Es gibt verschiedene Therapieansätze, die bei F91.3 helfen können. Oftmals geht es darum, die Kommunikation innerhalb der Familie zu verbessern und neue Strategien zu erlernen, um mit Konflikten umzugehen. Auch das Kind oder der Jugendliche selbst kann lernen, seine Gefühle besser zu kontrollieren und konstruktiver mit Frustration umzugehen. Und manchmal hilft es einfach schon, wenn man sich verstanden fühlt und merkt, dass man nicht alleine ist.
Und mal ehrlich, wer von uns Erwachsenen könnte nicht auch noch ein bisschen an seiner Kommunikationsfähigkeit arbeiten? Vielleicht ist die "Störung des Sozialverhaltens" des Kindes ja auch ein Spiegelbild der eigenen Unzulänglichkeiten. Denk mal drüber nach!

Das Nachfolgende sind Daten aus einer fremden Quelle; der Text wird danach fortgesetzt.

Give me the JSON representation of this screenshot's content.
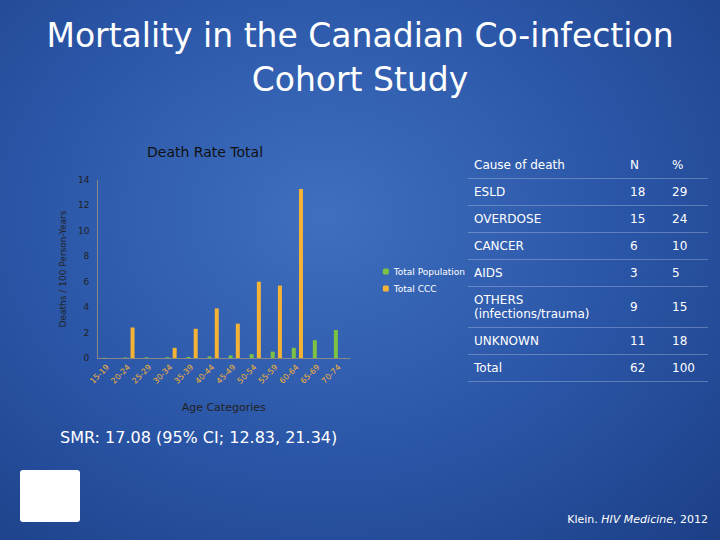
{
  "title": "Mortality in the Canadian Co-infection Cohort Study",
  "chart_data": {
    "type": "bar",
    "title": "Death Rate Total",
    "x_label": "Age Categories",
    "y_label": "Deaths / 100 Person-Years",
    "categories": [
      "15-19",
      "20-24",
      "25-29",
      "30-34",
      "35-39",
      "40-44",
      "45-49",
      "50-54",
      "55-59",
      "60-64",
      "65-69",
      "70-74"
    ],
    "series": [
      {
        "name": "Total Population",
        "color": "#7dc242",
        "values": [
          0.02,
          0.04,
          0.05,
          0.06,
          0.08,
          0.12,
          0.2,
          0.3,
          0.5,
          0.8,
          1.4,
          2.2
        ]
      },
      {
        "name": "Total CCC",
        "color": "#f5b335",
        "values": [
          0,
          2.4,
          0,
          0.8,
          2.3,
          3.9,
          2.7,
          6.0,
          5.7,
          13.3,
          0,
          0
        ]
      }
    ],
    "ylim": [
      0,
      14
    ],
    "yticks": [
      0,
      2,
      4,
      6,
      8,
      10,
      12,
      14
    ],
    "grid": false,
    "legend": "right"
  },
  "table": {
    "header": [
      "Cause of death",
      "N",
      "%"
    ],
    "rows": [
      [
        "ESLD",
        18,
        29
      ],
      [
        "OVERDOSE",
        15,
        24
      ],
      [
        "CANCER",
        6,
        10
      ],
      [
        "AIDS",
        3,
        5
      ],
      [
        "OTHERS (infections/trauma)",
        9,
        15
      ],
      [
        "UNKNOWN",
        11,
        18
      ],
      [
        "Total",
        62,
        100
      ]
    ]
  },
  "smr": "SMR: 17.08 (95% CI; 12.83, 21.34)",
  "citation": {
    "author": "Klein. ",
    "journal": "HIV Medicine",
    "year": ", 2012"
  }
}
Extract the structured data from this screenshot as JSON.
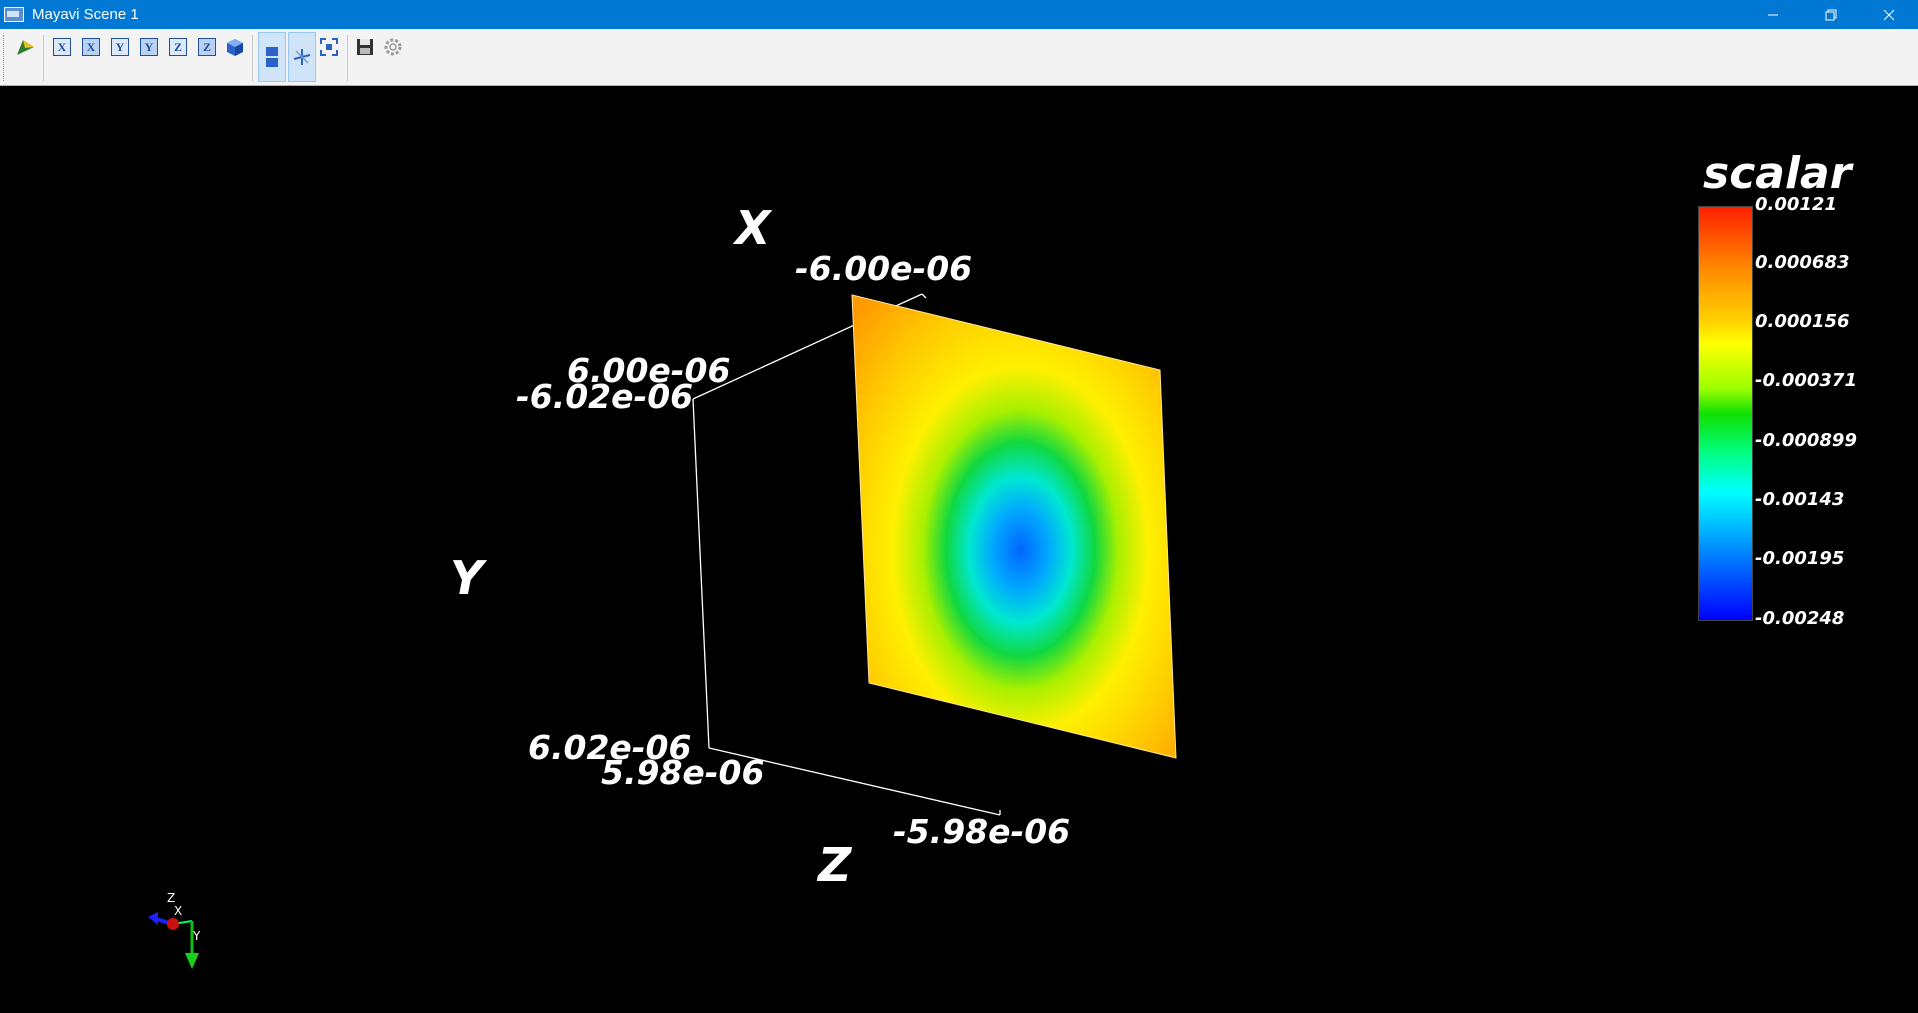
{
  "window": {
    "title": "Mayavi Scene 1",
    "controls": [
      "minimize",
      "restore",
      "close"
    ]
  },
  "toolbar": {
    "buttons": [
      {
        "name": "pipeline-icon"
      },
      {
        "name": "view-x-plus",
        "glyph": "X"
      },
      {
        "name": "view-x-minus",
        "glyph": "X"
      },
      {
        "name": "view-y-plus",
        "glyph": "Y"
      },
      {
        "name": "view-y-minus",
        "glyph": "Y"
      },
      {
        "name": "view-z-plus",
        "glyph": "Z"
      },
      {
        "name": "view-z-minus",
        "glyph": "Z"
      },
      {
        "name": "isometric-view"
      },
      {
        "name": "toggle-parallel-projection"
      },
      {
        "name": "toggle-axes"
      },
      {
        "name": "full-screen"
      },
      {
        "name": "save-scene"
      },
      {
        "name": "configure-scene"
      }
    ]
  },
  "scene": {
    "axis_titles": {
      "x": "X",
      "y": "Y",
      "z": "Z"
    },
    "x_ticks": {
      "top": "-6.00e-06",
      "left": "6.00e-06"
    },
    "y_ticks": {
      "top": "-6.02e-06",
      "bottom": "6.02e-06"
    },
    "z_ticks": {
      "near": "5.98e-06",
      "far": "-5.98e-06"
    },
    "colorbar": {
      "title": "scalar",
      "ticks": [
        "0.00121",
        "0.000683",
        "0.000156",
        "-0.000371",
        "-0.000899",
        "-0.00143",
        "-0.00195",
        "-0.00248"
      ],
      "colors": [
        "#ff2000",
        "#ffff00",
        "#10e000",
        "#00ffff",
        "#0000ff"
      ]
    },
    "orientation_axes": {
      "x": "X",
      "y": "Y",
      "z": "Z"
    }
  },
  "colors": {
    "titlebar": "#0078d4",
    "toolbar": "#f3f3f3",
    "background": "#000000"
  }
}
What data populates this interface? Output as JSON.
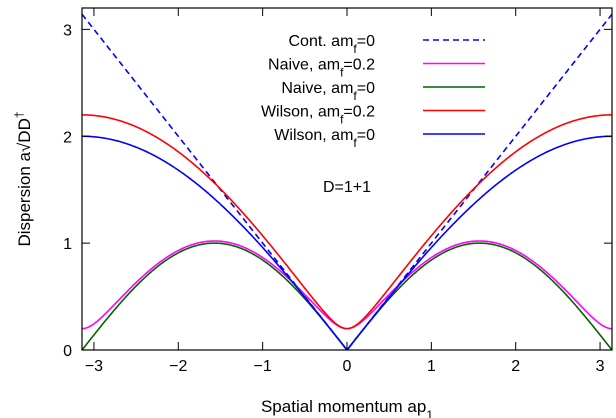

Wichtig ist: Bleibt locker! Habt Geduld! Und vergesst nicht, dass auch in den bockigsten Kindern und Jugendlichen ein liebenswertes Herz schlägt. Man muss es nur manchmal ein bisschen freilegen!
Und denkt immer daran: Auch die längste Trotzphase geht irgendwann vorbei. Versprochen!
Also, Kopf hoch, durchatmen und mit einem Augenzwinkern die nächste "Ich-will-aber-nicht"-Attacke überstehen. Ihr schafft das!